A while (several months at least) cups started refusing to let me log in using my root password (or any other). At the time the quick fix was to change the configuration so that cups wouldn't prompt for a password to do anything, but now I am trying to get network printing working and this is no longer acceptable.  I haven't been able to find anyone having a similar problem on the web, so I am hoping someone here might have some idea what is causing this.
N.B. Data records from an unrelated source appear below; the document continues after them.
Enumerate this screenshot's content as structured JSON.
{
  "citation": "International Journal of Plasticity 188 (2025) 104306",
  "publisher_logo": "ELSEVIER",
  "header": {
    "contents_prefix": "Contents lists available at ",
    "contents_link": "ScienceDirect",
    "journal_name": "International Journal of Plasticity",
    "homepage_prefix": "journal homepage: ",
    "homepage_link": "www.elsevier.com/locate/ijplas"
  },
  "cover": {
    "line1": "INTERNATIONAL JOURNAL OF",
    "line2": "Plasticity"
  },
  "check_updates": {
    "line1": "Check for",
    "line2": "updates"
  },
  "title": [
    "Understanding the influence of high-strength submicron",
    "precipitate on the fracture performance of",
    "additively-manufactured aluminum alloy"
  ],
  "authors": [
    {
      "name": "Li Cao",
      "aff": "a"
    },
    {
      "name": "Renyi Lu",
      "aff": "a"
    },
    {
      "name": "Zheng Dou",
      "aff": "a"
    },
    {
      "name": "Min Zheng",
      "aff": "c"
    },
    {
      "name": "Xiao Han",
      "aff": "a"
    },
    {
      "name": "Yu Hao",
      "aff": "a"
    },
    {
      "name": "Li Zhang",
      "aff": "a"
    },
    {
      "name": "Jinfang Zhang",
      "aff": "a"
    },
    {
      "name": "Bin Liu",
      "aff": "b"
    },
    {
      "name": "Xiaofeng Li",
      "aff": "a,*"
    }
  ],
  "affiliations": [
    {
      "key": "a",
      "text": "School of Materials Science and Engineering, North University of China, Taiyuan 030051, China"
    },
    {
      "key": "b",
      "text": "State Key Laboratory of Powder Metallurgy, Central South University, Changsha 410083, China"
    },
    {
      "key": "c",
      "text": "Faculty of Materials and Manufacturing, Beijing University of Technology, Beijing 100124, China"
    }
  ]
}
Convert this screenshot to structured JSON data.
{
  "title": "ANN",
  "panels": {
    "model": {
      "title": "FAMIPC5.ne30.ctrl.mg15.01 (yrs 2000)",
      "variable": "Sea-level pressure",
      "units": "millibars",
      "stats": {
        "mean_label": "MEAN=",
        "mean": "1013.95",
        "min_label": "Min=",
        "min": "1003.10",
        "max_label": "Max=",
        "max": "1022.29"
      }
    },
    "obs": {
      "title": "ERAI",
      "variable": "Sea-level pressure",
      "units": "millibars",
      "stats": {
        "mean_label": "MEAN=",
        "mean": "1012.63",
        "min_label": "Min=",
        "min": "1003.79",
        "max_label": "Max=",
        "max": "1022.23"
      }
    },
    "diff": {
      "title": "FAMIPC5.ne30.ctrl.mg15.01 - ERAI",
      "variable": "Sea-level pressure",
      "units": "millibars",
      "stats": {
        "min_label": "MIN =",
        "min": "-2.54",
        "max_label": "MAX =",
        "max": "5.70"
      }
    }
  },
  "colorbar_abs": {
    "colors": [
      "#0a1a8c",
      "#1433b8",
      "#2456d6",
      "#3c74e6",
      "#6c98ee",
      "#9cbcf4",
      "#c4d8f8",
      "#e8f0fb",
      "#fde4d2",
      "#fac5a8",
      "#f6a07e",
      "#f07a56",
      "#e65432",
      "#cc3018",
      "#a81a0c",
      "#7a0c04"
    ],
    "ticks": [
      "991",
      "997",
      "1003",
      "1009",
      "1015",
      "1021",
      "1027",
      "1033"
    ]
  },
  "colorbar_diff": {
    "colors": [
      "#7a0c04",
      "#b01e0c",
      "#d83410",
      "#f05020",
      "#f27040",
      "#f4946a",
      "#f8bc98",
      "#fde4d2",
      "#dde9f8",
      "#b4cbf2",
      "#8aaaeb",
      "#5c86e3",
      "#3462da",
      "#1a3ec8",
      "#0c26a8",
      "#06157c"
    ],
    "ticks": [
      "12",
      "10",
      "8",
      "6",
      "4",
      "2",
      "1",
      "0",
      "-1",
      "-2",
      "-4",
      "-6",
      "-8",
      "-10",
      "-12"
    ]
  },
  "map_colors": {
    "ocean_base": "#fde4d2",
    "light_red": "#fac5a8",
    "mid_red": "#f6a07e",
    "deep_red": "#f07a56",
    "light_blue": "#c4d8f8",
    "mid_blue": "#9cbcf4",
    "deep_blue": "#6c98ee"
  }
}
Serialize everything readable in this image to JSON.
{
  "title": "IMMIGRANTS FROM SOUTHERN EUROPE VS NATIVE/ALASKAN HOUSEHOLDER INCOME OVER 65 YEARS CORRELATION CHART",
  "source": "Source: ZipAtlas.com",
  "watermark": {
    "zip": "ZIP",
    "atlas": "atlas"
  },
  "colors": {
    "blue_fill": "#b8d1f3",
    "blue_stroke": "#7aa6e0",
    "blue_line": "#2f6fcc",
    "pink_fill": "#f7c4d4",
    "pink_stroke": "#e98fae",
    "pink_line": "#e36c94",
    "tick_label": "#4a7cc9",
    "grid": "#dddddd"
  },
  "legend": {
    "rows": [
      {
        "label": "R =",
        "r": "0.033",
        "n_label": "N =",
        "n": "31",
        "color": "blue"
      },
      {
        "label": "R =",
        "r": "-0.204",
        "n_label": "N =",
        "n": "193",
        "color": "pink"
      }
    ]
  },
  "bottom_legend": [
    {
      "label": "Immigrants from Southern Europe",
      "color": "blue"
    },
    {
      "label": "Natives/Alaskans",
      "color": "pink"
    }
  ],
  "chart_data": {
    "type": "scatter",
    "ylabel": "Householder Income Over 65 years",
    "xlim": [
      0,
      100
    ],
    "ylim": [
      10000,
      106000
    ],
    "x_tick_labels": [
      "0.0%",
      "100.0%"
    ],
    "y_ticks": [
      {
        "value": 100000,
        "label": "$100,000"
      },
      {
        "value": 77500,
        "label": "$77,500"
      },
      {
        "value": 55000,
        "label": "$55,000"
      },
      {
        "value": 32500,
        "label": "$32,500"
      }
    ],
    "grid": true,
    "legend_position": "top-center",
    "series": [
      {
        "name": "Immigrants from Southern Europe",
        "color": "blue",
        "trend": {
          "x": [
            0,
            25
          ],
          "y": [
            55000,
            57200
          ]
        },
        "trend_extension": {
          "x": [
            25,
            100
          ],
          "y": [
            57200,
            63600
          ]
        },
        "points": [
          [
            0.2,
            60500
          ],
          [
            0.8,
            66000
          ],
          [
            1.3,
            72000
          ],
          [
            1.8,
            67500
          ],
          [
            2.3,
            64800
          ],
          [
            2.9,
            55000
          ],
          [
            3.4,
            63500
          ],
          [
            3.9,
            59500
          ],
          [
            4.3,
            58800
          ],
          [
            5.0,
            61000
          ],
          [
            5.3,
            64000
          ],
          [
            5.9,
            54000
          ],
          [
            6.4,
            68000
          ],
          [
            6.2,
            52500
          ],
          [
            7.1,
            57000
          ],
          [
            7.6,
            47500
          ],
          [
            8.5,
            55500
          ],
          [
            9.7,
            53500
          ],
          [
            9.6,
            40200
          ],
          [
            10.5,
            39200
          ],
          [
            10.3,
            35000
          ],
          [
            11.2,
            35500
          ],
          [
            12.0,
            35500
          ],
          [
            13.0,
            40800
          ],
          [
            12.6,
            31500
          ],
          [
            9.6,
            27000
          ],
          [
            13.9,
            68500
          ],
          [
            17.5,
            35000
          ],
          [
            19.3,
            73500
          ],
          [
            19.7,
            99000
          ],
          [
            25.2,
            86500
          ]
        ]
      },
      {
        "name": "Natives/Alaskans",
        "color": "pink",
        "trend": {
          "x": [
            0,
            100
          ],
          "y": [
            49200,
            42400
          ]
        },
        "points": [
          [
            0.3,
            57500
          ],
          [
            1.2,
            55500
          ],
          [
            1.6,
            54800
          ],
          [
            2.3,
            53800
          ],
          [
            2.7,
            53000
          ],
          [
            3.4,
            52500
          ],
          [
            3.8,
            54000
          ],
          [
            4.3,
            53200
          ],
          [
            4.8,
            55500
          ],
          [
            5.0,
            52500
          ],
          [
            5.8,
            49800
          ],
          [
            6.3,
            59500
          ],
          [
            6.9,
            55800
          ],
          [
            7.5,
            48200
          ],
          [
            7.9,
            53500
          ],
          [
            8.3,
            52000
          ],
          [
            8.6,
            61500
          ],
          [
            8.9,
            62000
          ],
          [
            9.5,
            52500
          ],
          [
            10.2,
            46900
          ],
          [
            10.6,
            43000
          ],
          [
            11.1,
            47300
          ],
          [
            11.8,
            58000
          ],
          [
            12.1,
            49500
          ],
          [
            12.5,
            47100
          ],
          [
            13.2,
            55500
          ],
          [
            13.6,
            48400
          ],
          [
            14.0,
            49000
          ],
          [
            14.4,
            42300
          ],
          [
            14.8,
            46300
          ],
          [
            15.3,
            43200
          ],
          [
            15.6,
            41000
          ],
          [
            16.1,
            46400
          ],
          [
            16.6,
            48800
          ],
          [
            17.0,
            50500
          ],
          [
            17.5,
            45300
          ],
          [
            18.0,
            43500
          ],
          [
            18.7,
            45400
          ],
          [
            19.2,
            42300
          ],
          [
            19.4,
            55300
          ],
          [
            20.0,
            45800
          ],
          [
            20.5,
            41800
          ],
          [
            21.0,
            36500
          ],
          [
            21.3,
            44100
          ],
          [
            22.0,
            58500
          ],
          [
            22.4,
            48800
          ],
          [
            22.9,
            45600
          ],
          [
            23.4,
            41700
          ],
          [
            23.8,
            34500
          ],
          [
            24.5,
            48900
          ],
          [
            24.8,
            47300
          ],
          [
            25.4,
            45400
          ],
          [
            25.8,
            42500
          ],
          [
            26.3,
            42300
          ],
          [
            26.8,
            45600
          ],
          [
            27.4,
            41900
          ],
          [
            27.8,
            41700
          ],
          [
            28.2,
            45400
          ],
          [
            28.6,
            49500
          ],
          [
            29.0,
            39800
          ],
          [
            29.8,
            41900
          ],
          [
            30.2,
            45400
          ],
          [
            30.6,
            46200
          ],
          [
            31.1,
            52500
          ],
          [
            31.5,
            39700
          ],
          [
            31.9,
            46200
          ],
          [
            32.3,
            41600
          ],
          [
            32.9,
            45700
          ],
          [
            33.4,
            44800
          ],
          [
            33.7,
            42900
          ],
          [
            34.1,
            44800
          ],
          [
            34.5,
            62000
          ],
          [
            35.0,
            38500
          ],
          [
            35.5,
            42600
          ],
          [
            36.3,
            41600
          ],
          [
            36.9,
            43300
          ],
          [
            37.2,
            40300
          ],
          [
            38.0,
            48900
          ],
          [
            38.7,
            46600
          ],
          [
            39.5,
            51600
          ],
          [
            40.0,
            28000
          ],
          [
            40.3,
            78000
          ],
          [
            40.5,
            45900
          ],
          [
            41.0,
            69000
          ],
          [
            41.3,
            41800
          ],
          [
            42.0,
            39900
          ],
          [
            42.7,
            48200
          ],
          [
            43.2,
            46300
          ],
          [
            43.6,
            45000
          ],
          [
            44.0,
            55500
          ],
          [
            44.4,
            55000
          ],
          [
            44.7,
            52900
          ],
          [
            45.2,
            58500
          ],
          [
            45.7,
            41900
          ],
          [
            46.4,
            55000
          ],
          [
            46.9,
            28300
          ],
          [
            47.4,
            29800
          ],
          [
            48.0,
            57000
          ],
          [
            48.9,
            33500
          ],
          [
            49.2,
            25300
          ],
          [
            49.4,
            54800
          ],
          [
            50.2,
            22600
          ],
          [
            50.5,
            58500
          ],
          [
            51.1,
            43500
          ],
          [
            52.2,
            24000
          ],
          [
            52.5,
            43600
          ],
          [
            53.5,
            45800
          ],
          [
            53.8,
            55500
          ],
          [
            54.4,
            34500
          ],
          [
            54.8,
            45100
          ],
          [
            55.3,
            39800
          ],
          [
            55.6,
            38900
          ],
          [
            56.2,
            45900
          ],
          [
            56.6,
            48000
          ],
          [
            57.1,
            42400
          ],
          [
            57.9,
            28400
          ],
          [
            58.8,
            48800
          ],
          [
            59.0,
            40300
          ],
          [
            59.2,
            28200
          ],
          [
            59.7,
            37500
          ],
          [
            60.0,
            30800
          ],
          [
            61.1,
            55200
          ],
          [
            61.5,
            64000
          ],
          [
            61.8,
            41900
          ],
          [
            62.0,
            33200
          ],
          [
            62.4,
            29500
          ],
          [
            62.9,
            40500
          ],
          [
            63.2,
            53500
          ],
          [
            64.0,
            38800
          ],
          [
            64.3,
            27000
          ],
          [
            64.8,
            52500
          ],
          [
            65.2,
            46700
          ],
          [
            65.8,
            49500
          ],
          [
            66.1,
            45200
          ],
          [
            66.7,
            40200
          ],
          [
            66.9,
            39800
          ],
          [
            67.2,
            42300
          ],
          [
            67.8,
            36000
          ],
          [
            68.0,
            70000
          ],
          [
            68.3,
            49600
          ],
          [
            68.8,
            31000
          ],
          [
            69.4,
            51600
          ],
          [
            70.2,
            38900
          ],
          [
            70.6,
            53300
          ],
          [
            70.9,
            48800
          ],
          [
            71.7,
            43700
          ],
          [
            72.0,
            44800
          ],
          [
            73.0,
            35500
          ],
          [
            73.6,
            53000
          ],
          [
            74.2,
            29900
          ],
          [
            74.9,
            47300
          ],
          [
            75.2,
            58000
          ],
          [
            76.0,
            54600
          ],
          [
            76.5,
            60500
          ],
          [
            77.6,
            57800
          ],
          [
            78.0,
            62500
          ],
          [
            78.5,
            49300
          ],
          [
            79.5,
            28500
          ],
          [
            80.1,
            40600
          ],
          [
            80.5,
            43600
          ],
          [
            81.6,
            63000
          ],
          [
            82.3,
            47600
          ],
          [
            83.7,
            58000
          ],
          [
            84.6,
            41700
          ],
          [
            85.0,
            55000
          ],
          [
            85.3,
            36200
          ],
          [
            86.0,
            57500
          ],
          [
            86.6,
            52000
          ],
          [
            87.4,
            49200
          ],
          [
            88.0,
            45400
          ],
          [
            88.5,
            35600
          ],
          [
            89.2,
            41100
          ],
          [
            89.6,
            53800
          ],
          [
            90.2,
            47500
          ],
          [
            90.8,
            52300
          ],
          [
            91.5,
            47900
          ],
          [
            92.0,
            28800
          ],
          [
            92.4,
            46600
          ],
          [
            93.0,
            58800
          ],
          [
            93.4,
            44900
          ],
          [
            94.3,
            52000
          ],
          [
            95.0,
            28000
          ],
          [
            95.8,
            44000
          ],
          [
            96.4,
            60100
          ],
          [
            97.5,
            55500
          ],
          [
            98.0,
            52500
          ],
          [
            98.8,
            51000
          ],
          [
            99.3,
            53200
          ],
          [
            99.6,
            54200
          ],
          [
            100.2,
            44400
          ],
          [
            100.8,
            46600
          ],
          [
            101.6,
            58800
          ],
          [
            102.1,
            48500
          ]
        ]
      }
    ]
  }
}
I think it has something to do with pam because of the messages in the cups error log like this one:

```

E [16/Mar/2007:19:38:53 -0400] cupsdAuthorize: pam_authenticate() returned 28 (Module is unknown)!

I [16/Mar/2007:19:38:53 -0400] commptr=""

```

```

emerge -pv cups

[ebuild   R   ] net-print/cups-1.2.8  USE="X dbus jpeg nls pam php png ppds samba ssl tiff -ldap -slp" 0 kB 

```

Otherwise, printing works fine.

I have tried remerging cups and pam as well as their plugins. Since I have a fairly old install I tried rm'ing /etc/cups and starting fresh but this didn't help. My system is up to date ~x86.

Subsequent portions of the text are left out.